As the Government notes, the Adam Walsh Act was enacted with a commendable goal — to protect the public from sex offenders. (Doc. 30 at 13-14). However, a worthy cause is not enough to transform a state concern (sex offender registration) into a federal crime. If an individual’s mere unrelated travel in interstate commerce is sufficient to establish a Commerce Clause nexus with purely local conduct, then virtually all criminal activity would be subject to the power of the federal government. Surely our founding fathers did not contemplate such a broad view of federalism. Accordingly, the Court finds that the adoption of the statute under which Defendant is charged violates Congress’ power under the Commerce Clause and is, therefore, unconstitutional. Accordingly, it is

ORDERED that the Amended Motion to Dismiss the Indictment (Doc. 37) is GRANTED. Mr. Powers shall be released from the custody of the Bureau of Prisons and the Clerk is directed to close the file. 
      
      . Under SORNA, a "sex offender” is "an individual who was convicted of a sex offense.” 42 U.S.C. § 16911(1) (2007). SORNA goes on to define “sex offense” as follows:
      (A)Generally. Except as limited by subpar-agraph (B) or (C), the term “sex offense” means—
      (i) a criminal offense that has an element involving a sexual act or sexual contact with another;
      (ii) a criminal offense that is a specified offense against a minor;
      (iii) a Federal offense (including an offense prosecuted under section 1152 or 1153 of title 18, United States Code) under section 1591, or chapter 109A, 110 (other than section 2257, 2257A, or 2258), or 117, of title 18, United States Code;
      (iv) a military offense specified by the Secretary of Defense under section 115(a)(8)(C)(i) of Public Law 105-119 (10 U.S.C. 951 note); or
      (v)an attempt or conspiracy to commit an offense described in clauses (i) through (iv).

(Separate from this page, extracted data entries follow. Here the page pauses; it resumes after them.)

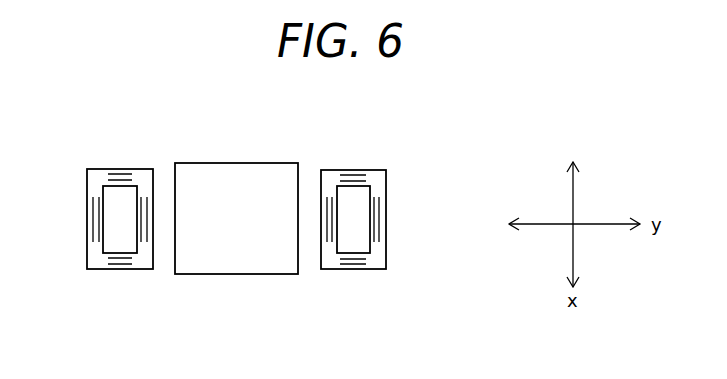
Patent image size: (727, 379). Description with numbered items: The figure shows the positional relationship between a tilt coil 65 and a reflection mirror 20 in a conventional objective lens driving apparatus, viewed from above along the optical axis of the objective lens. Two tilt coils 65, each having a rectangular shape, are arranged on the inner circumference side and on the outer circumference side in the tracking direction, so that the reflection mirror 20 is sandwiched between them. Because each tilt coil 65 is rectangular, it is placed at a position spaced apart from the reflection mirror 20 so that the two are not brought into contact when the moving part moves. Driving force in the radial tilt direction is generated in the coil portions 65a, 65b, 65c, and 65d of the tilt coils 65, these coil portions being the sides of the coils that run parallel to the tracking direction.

The reflection mirror 20 is at (237, 171).
The tilt coil 65 is at (94, 219).
The coil portion 65a is at (352, 174).
The coil portion 65b is at (353, 266).
The coil portion 65c is at (120, 173).
The coil portion 65d is at (121, 265).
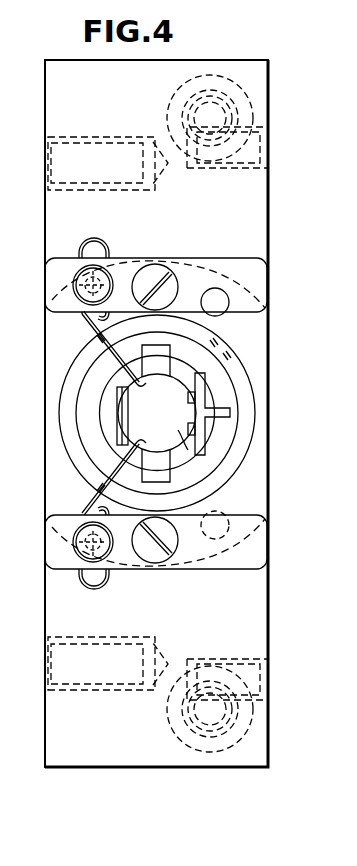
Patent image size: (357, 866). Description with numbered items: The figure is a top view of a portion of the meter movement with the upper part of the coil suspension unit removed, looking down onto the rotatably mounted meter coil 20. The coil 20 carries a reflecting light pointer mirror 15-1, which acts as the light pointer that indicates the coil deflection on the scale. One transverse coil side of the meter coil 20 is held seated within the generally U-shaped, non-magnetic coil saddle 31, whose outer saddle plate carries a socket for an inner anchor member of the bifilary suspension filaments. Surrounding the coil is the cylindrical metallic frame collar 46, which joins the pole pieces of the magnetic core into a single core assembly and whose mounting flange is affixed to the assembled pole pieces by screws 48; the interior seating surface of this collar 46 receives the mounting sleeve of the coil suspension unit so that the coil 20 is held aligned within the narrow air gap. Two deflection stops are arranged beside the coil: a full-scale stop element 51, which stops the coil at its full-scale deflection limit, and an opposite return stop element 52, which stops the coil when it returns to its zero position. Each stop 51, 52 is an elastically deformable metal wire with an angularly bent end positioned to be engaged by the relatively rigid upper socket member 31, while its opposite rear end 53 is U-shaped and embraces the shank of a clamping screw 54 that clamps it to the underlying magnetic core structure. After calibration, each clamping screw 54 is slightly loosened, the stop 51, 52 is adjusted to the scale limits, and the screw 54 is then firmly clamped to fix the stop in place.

The reflecting light pointer mirror 15-1 is at (117, 412).
The meter coil 20 is at (166, 349).
The coil saddle 31 is at (181, 451).
The frame collar 46 is at (240, 378).
The screw 48 is at (153, 272).
The full-scale stop element 51 is at (84, 320).
The return stop element 52 is at (130, 452).
The rear end of stop wire 53 is at (94, 238).
The clamping screw 54 is at (88, 282).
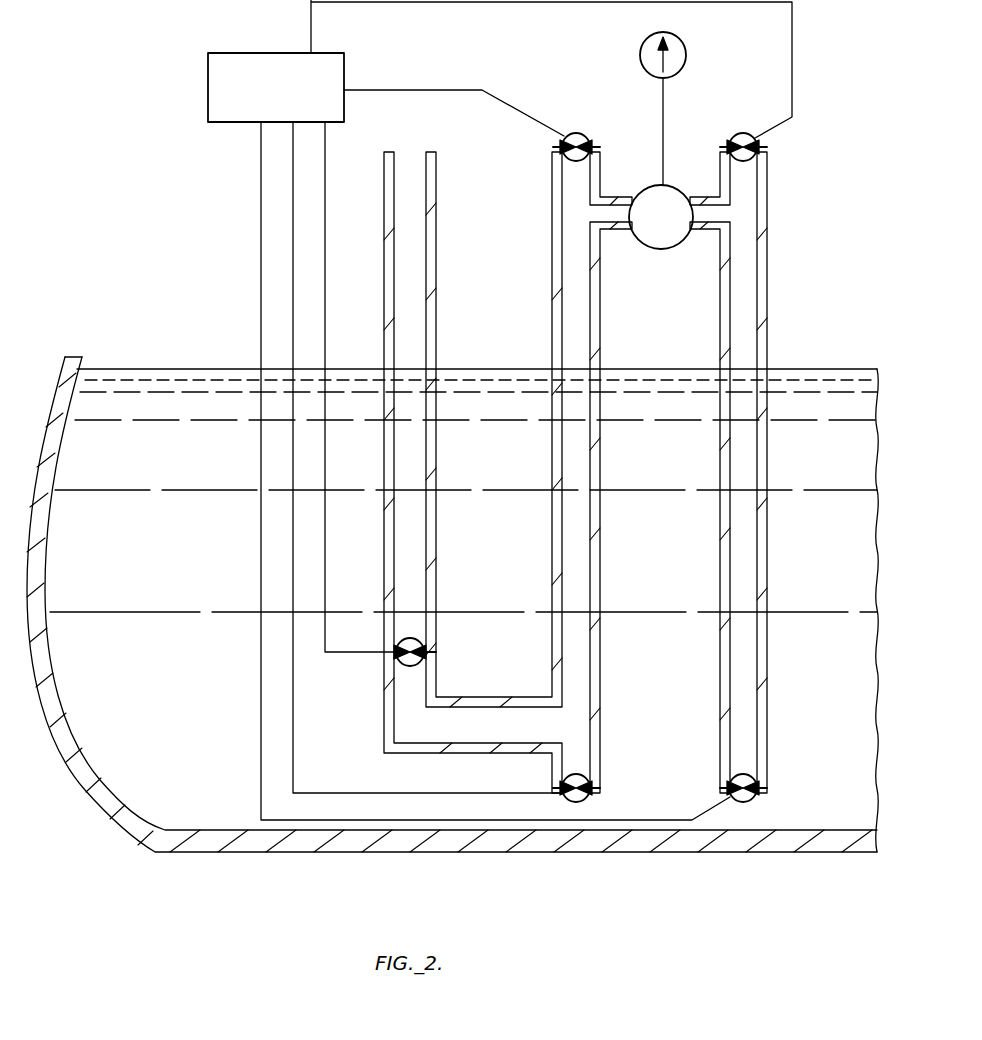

      (B) Foreign convictions. A foreign conviction is not a sex offense for the purposes of this title if it was not obtained with sufficient safeguards for fundamental fairness and due process for the accused under guidelines or regulations established under section 112.
      (C) Offenses involving consensual sexual conduct. An offense involving consensual sexual conduct is not a sex offense for the purposes of this title if the victim was an adult, unless the adult was under the custodial authority of the offender at the time of the offense, or if the victim was at least 13 years old and the offender was not more than 4 years older than the victim.
      42 U.S.C. § 16911(5) (2007).
     
      
      . But see United States v. Beasley, 2007 WL 3489999, *9, 2007 U.S. Dist. LEXIS 85793, *29 (N.D.Ga. October 10, 2007) (“The statute derives its authority from the second prong of Lopez — the ability to regulate persons or things in interstate commerce.”).
     
      
      . See, e.g., The Mann Act, 18 U.S.C. §§ 2421, et seq. (criminalizing, inter alia, the knowing transportation of any individual in interstate commerce with the intent that such individual engage in prostitution); 18 U.S.C. § 1201 (criminalizing, inter alia, kidnaping when the offender travels in interstate commerce while committing or in furtherance of the commission of the offense); 18 U.S.C. § 228 (criminalizing failure to pay child support obligations when the debtor travels in interstate or foreign commerce with the intent to evade a support obligation).
     
      
      . SORNA’s legislative history does not include Congressional findings as to the effect upon interstate commerce — if any — of sex offenders’ failure to register in their states of residence.
     
      
      . At oral argument, when presented with a hypothetical situation by this Court, the Government conceded that a state sex offender convicted in Florida, who resided in Florida and failed to register here would be violating only state law — until he traveled to Georgia for the weekend, at which point his failure to register in Florida would become a federal crime under § 2250(a).